MSNBC host Michael Steele put Attorney General Pam Bondi on blast on Saturday for her flippant approach to information security.
“Is she being deliberately ignorant for the sake of playing down this whole thing?” Steele, a former head of the Republican National Committee, said on The Weekend.
His comments came in response to a clip of Bondi speaking with Fox News in which she defended the top Trump officials’ use of messaging app Signal.
On Monday, The Atlantic published a bombshell report revealing that Editor-in-Chief Jeffrey Goldberg had been accidentally added to a Signal chat in which top Trump administration officials—including Defence Secretary Pete Hegseth, Vice President JD Vance, Secretary of State Marco Rubio, National Security Adviser Michael Waltz, and Intelligence Director Tulsi Gabbard—discussed details of planned air attacks against Houthi rebel forces in Yemen.
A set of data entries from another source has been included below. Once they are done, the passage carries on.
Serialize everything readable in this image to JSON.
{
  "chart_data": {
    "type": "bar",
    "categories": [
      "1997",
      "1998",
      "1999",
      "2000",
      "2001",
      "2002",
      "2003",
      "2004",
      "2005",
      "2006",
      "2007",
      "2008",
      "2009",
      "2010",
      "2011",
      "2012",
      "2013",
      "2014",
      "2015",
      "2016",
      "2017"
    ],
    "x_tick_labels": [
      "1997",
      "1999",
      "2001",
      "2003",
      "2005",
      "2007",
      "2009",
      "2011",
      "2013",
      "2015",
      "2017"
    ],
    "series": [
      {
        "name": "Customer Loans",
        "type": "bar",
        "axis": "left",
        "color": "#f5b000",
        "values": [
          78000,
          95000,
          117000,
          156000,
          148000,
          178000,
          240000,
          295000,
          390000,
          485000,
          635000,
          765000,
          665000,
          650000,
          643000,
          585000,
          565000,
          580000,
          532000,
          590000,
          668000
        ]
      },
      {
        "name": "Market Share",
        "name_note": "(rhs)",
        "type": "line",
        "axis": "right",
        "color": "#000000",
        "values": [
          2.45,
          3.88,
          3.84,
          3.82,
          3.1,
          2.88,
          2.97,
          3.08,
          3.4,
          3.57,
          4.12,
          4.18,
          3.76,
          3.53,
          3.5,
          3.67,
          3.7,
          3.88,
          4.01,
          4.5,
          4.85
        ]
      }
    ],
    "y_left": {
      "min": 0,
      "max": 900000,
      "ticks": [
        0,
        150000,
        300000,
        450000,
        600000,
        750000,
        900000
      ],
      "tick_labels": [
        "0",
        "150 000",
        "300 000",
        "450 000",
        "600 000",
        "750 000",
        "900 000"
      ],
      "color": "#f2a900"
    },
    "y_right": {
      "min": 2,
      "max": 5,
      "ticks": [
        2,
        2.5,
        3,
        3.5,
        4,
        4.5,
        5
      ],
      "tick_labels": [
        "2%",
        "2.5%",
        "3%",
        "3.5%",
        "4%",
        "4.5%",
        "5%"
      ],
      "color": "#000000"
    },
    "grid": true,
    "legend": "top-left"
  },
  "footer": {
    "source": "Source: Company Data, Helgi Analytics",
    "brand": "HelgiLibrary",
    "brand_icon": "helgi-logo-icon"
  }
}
“I don’t think foreign adversaries are able to hack Signal, as far as I know,” Bondi said on Fox News.
Steele was not impressed.
“As the Attorney General of the United States, I’d think she would understand that in fact our foreign adversaries absolutely know how to dip into it,” he raged.
The former RNC chair went on to say that former CIA Director John Brennan had, during a recent segment on the show, explained that encrypted messaging apps only protect messages in transit, meaning they can still be accessed upon receipt if the recipient’s device has been compromised.
“Come on people, stop playing us for stupid,” Steele added.
Steele’s guest, Democrat Sen. Chris Coons, agreed.
“Exactly,” the senator said. “Signal and WhatsApp are more secure than just open texting, but they are far from secure enough to handle classified, national security information.”
Coons stressed that Signal was no place to discuss sensitive details about attack plans.
“You can’t just throw it around on whatever app you think is going to be secure today,” Coons added.